For two weeks Alafair acted in a picture out at Tri-Star with Mikey Goldman and Elrod, and in the evenings we ate cherrystone clams at Gladstone's on the beach and took rides in Mikey Goldman's pontoon plane out to Catalina Island. As the late sun descended into the ocean, it seemed to trail ragged strips of black cloud with it, like a burning red planet settling into the Pacific's watery green rim. When the entire coastline was awash in a pink light you could see almost every geological and floral characteristic of the American continent tumbling from the purple crests of the Santa Monica Mountains into the curling line of foam that slid up onto the beaches: dry hills of chaparral, mesquite, and scrub oak, clumps of eucalyptus and bottlebrush trees, torrey and ponderosa pine growing between blue-tiled stucco houses, coral walls overgrown with bougainvillea, terraced hillside gardens filled with oleander, yucca plants, and trcilises dripping with passion vine, and orange groves whose irrigation ditches looked like quicksilver in the sun's afterglow.

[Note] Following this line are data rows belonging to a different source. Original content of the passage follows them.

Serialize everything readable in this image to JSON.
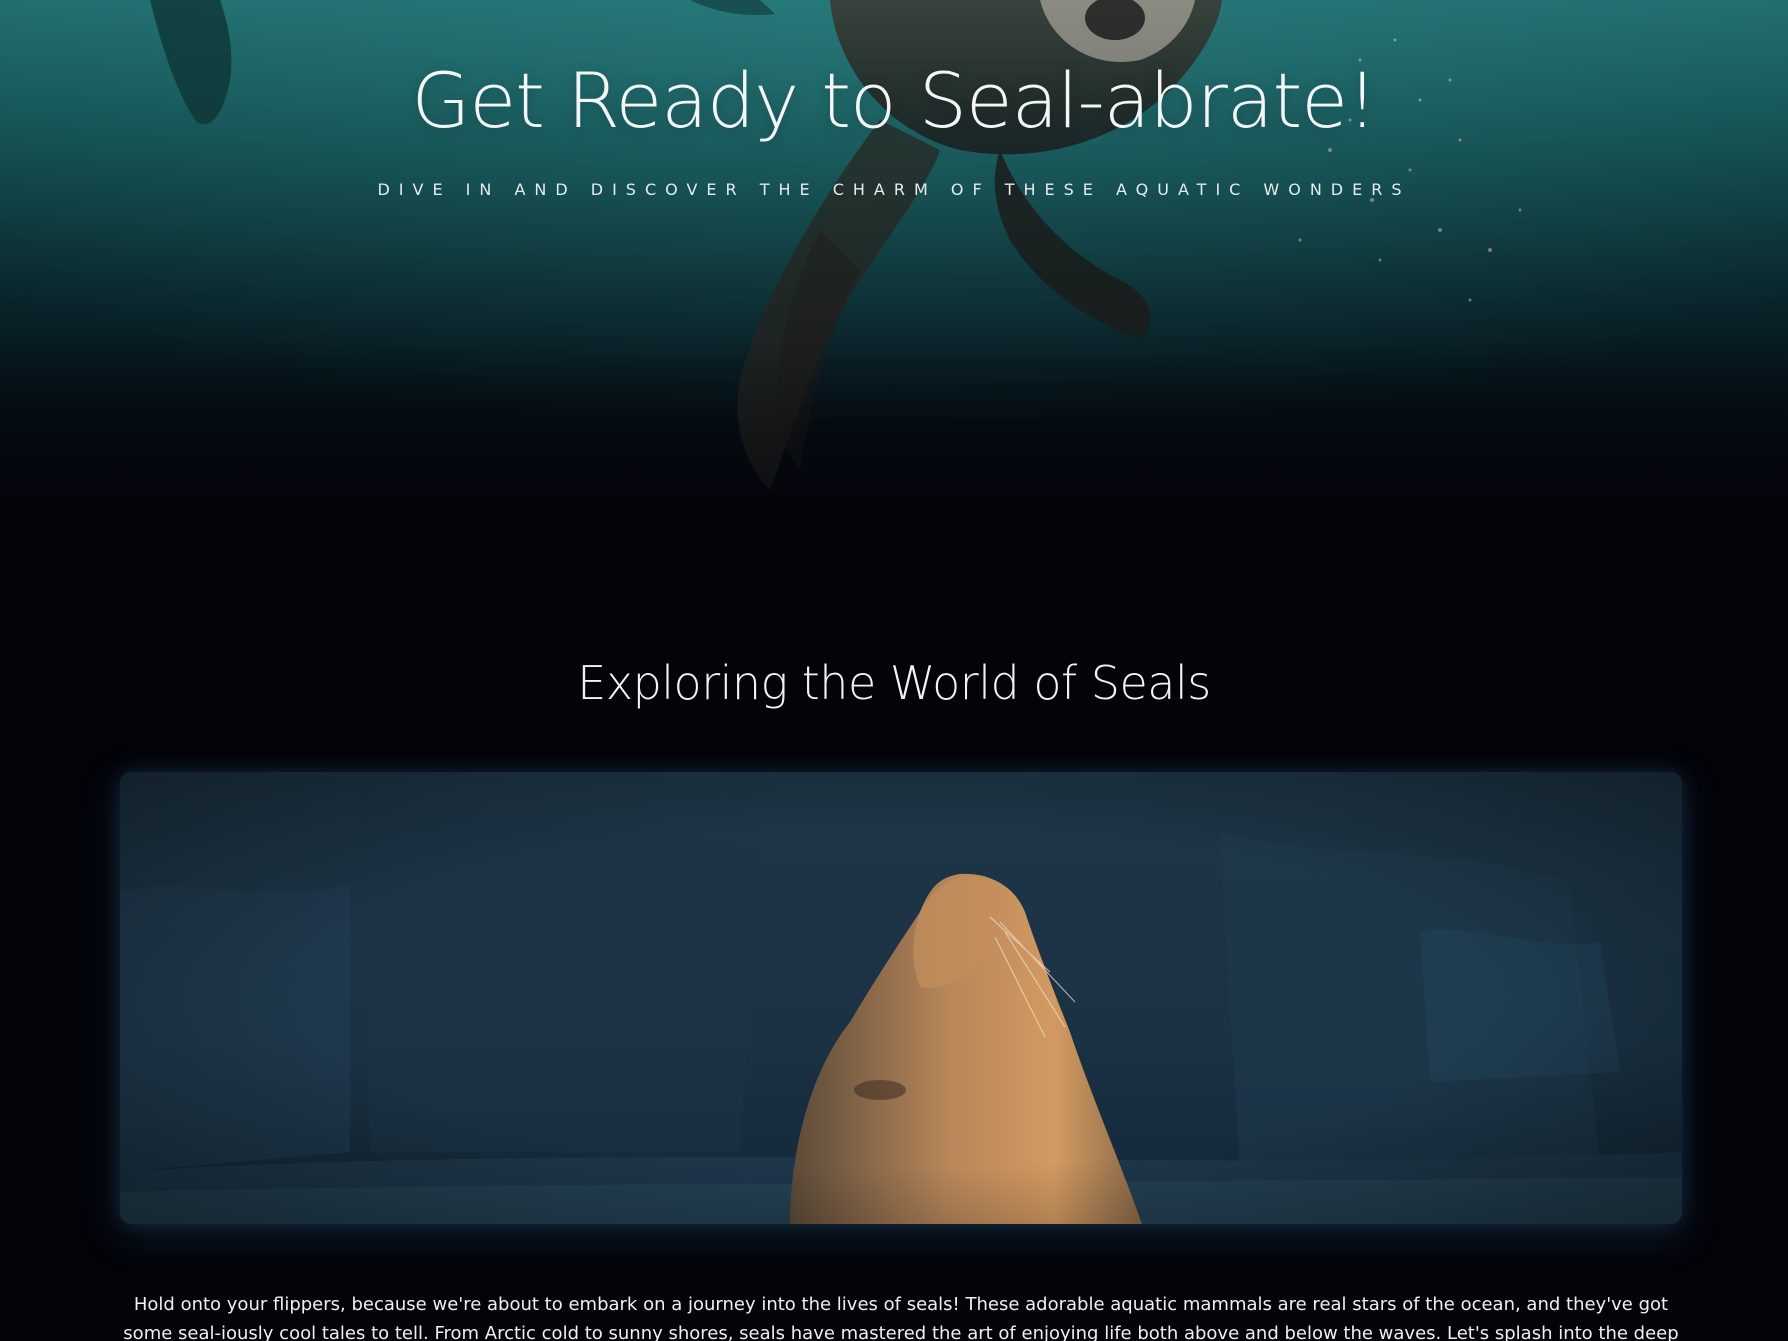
{
  "hero": {
    "title": "Get Ready to Seal-abrate!",
    "subtitle": "DIVE IN AND DISCOVER THE CHARM OF THESE AQUATIC WONDERS",
    "background_color": "#1f6a6b"
  },
  "section": {
    "title": "Exploring the World of Seals",
    "intro": "Hold onto your flippers, because we're about to embark on a journey into the lives of seals! These adorable aquatic mammals are real stars of the ocean, and they've got some seal-iously cool tales to tell. From Arctic cold to sunny shores, seals have mastered the art of enjoying life both above and below the waves. Let's splash into the deep waters of seal"
  },
  "colors": {
    "page_background": "#03040a",
    "text": "#f1f3f5"
  }
}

Then millions of lights came on in the canyons, along the freeways, and through the vast sweep of the Los Angeles basin, and it was almost as if you were looking down upon the end point of the American dream, a geographical poem into which all our highways eventually led, a city of illusion founded by conquistadors and missionaries and consigned to the care of angels, where far below the spinning propellers of our seaplane black kids along palm-tree-lined streets in Watts hunted each other with automatic weapons.

I thought in the morning mists that rolled up the canyon I might once again see the noble and chivalric John Bell Hood. Just a glimpse, perhaps, a doff of his hat, the kindness of his smile, the beleaguered affection that always seemed to linger in his face. Then as the days passed and I began to let go of all the violent events of that summer, I had to accept the fact that the general, as Bootsie had said, was indeed only a hopeful figment of my fantasies, a metaphorical and mythic figure probably created as much by the pen of Thomas Malory or Walter Scott as the LSD someone had put in my drink out at Spanish Lake.

Then two nights before we returned home, Alafair was sitting on the coral wall that rimmed Elrod's terrace, flipping the pages in one of the library books Bootsie had checked out on the War Between the States.

"What you doing in here, Dave?" she said.

"In what? What are you talking about, little guy?"

She continued to stare down at a page opened in her lap.

"You're in the picture. With that old man Poteet and I saw in the corn patch. The one with B.O.," she said, and turned the book around so I could look at it.

In the photograph, posed in the stiff attitudes of nineteenth-century photography, were the general and seven of his aides and enlisted men.

"Standing in the back. The one without a gun. That's you, Dave," she said. Then she stared up at me with a confused question mark in the middle of her face. "Ain't it?"

"Don't say 'ain't,' little guy."

"What are you doing in the picture?"

"That’s not me, Alf. Those are Texas soldiers who fought alongside John Bell Hood. I bet they were a pretty good bunch," I said, and rubbed the top of her head.

"How do you know they're from Texas? It doesn't say that here."

"It's just a guess."

She looked at the photograph again and back at me, and her face became more confused.